L’attacco alle Twin Towers non ha solo provocato morte e distruzione: ha inaugurato un’epoca in cui la paura è diventata leva politica ed economica, in grado di plasmare leggi e mercati. Le scorie ce le portiamo ancora dietro

New York, 10 settembre 2025 – Chiunque abbia vissuto l’11 settembre ricorda esattamente cosa stava facendo tra le 14.46 e le 15.03 ora italiana, quando dall’altra parte dell’Atlantico, alle 8.46 e alle 9.03 di New York, due aerei dirottati da Al Qaeda si schiantarono contro le Twin Towers. Per la prima volta l’America, la fortezza dell’Occidente, veniva colpita: in quell’ora drammatica morirono quasi 3.000 persone. Alcuni, pur di sfuggire alle fiamme, scelsero di lanciarsi nel vuoto: immagini che sono rimaste scolpite come simbolo di disperazione e di coraggio estremo. Una morte atroce, ma forse meno dolorosa. Ventiquattro anni dopo, metà delle vittime resta ancora senza nome. E come spesso accade nelle tragedie collettive, ci fu anche chi seppe trasformare la paura in business o questioni di potere.

L’emergenza permanente

Dopo il 2001 nacque un’enorme economia della paura. Vigilanza privata, assicurazioni, architetture blindate, consulenze anti-terrorismo: un settore miliardario che da allora non ha smesso di crescere. Le Torri caddero, ma sorsero aziende che costruirono interi imperi economici sulla gestione del rischio. Oggi quella stessa logica si è evoluta in cybersicurezza, intelligenza artificiale e sorveglianza biometrica: il mercato della paura ha cambiato pelle, ma non si è mai fermato.

Sul piano politico, l’11 settembre inaugurò un’epoca nuova. George W. Bush parlò al mondo di “war on terror” e in poche settimane gli Stati Uniti approvarono il Patriot Act, la legge che ampliò in modo senza precedenti i poteri di sorveglianza dello Stato. In Europa, misure analoghe segnarono la vita quotidiana: controlli più stringenti negli aeroporti e nei trasporti, telecamere ovunque, banche dati condivise tra Stati. Quella promessa di sicurezza ebbe un costo altissimo: libertà civili ridotte, cittadini schedati, comunità musulmane stigmatizzate. Non si trattò solo di combattere il terrorismo, ma di ridisegnare i confini del rapporto tra Stato e cittadino.

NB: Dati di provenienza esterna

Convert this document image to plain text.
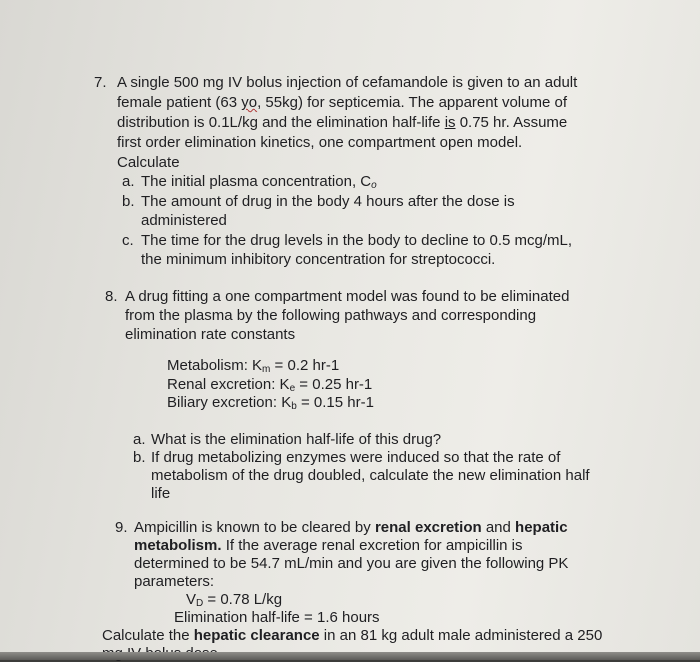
7. A single 500 mg IV bolus injection of cefamandole is given to an adult
female patient (63 yo, 55kg) for septicemia. The apparent volume of
distribution is 0.1L/kg and the elimination half-life is 0.75 hr. Assume
first order elimination kinetics, one compartment open model.
Calculate
a. The initial plasma concentration, $C_o$
b. The amount of drug in the body 4 hours after the dose is
administered
c. The time for the drug levels in the body to decline to 0.5 mcg/mL,
the minimum inhibitory concentration for streptococci.
8. A drug fitting a one compartment model was found to be eliminated
from the plasma by the following pathways and corresponding
elimination rate constants
Metabolism: $K_m = 0.2$ hr-1
Renal excretion: $K_e = 0.25$ hr-1
Biliary excretion: $K_b = 0.15$ hr-1
a. What is the elimination half-life of this drug?
b. If drug metabolizing enzymes were induced so that the rate of
metabolism of the drug doubled, calculate the new elimination half
life
9. Ampicillin is known to be cleared by renal excretion and hepatic
metabolism. If the average renal excretion for ampicillin is
determined to be 54.7 mL/min and you are given the following PK
parameters:
$V_D = 0.78$ L/kg
Elimination half-life = 1.6 hours
Calculate the hepatic clearance in an 81 kg adult male administered a 250
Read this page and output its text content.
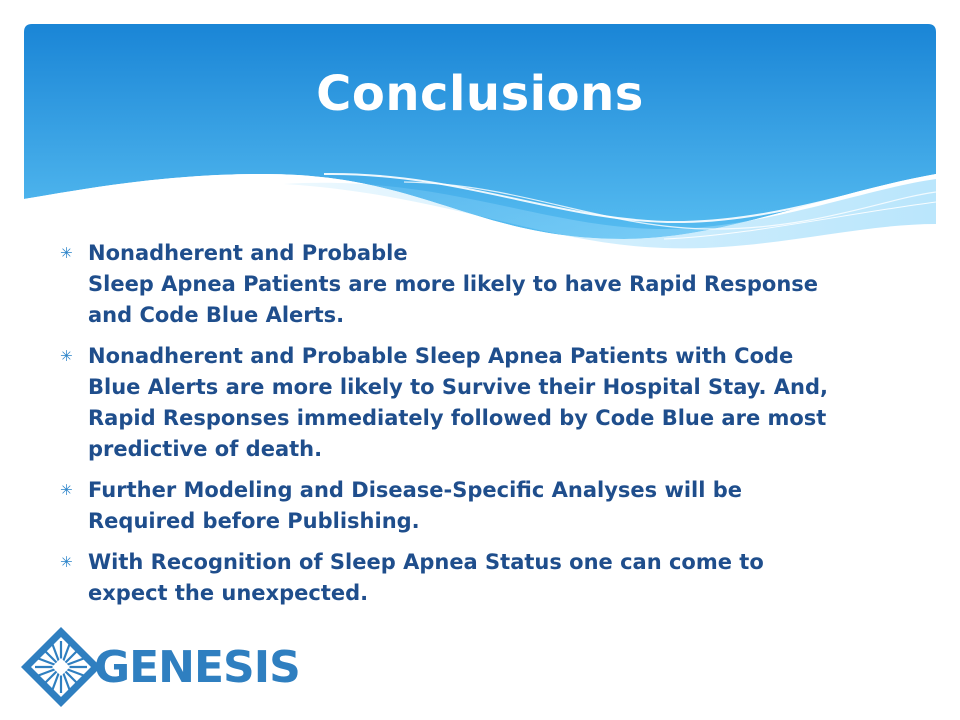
Conclusions
✳ Nonadherent and Probable
Sleep Apnea Patients are more likely to have Rapid Response
and Code Blue Alerts.
✳ Nonadherent and Probable Sleep Apnea Patients with Code
Blue Alerts are more likely to Survive their Hospital Stay. And,
Rapid Responses immediately followed by Code Blue are most
predictive of death.
✳ Further Modeling and Disease-Specific Analyses will be
Required before Publishing.
✳ With Recognition of Sleep Apnea Status one can come to
expect the unexpected.
GENESIS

Ventiquattro anni dopo, il segno lasciato da quell’11 settembre è ancora visibile soprattutto nel modo in cui governi e istituzioni hanno imparato a gestire le crisi. Dalla finanza alla pandemia, dal clima alla guerra in Ucraina, l’Occidente vive ormai in una condizione di emergenza permanente. Ogni shock diventa la giustificazione per nuove misure straordinarie che spesso finiscono per restare.  In nome della sicurezza, abbiamo accettato controlli sempre più invasivi e un’economia intera costruita sulla paura. La domanda, 24anni dopo, resta aperta: quanto abbiamo davvero guadagnato?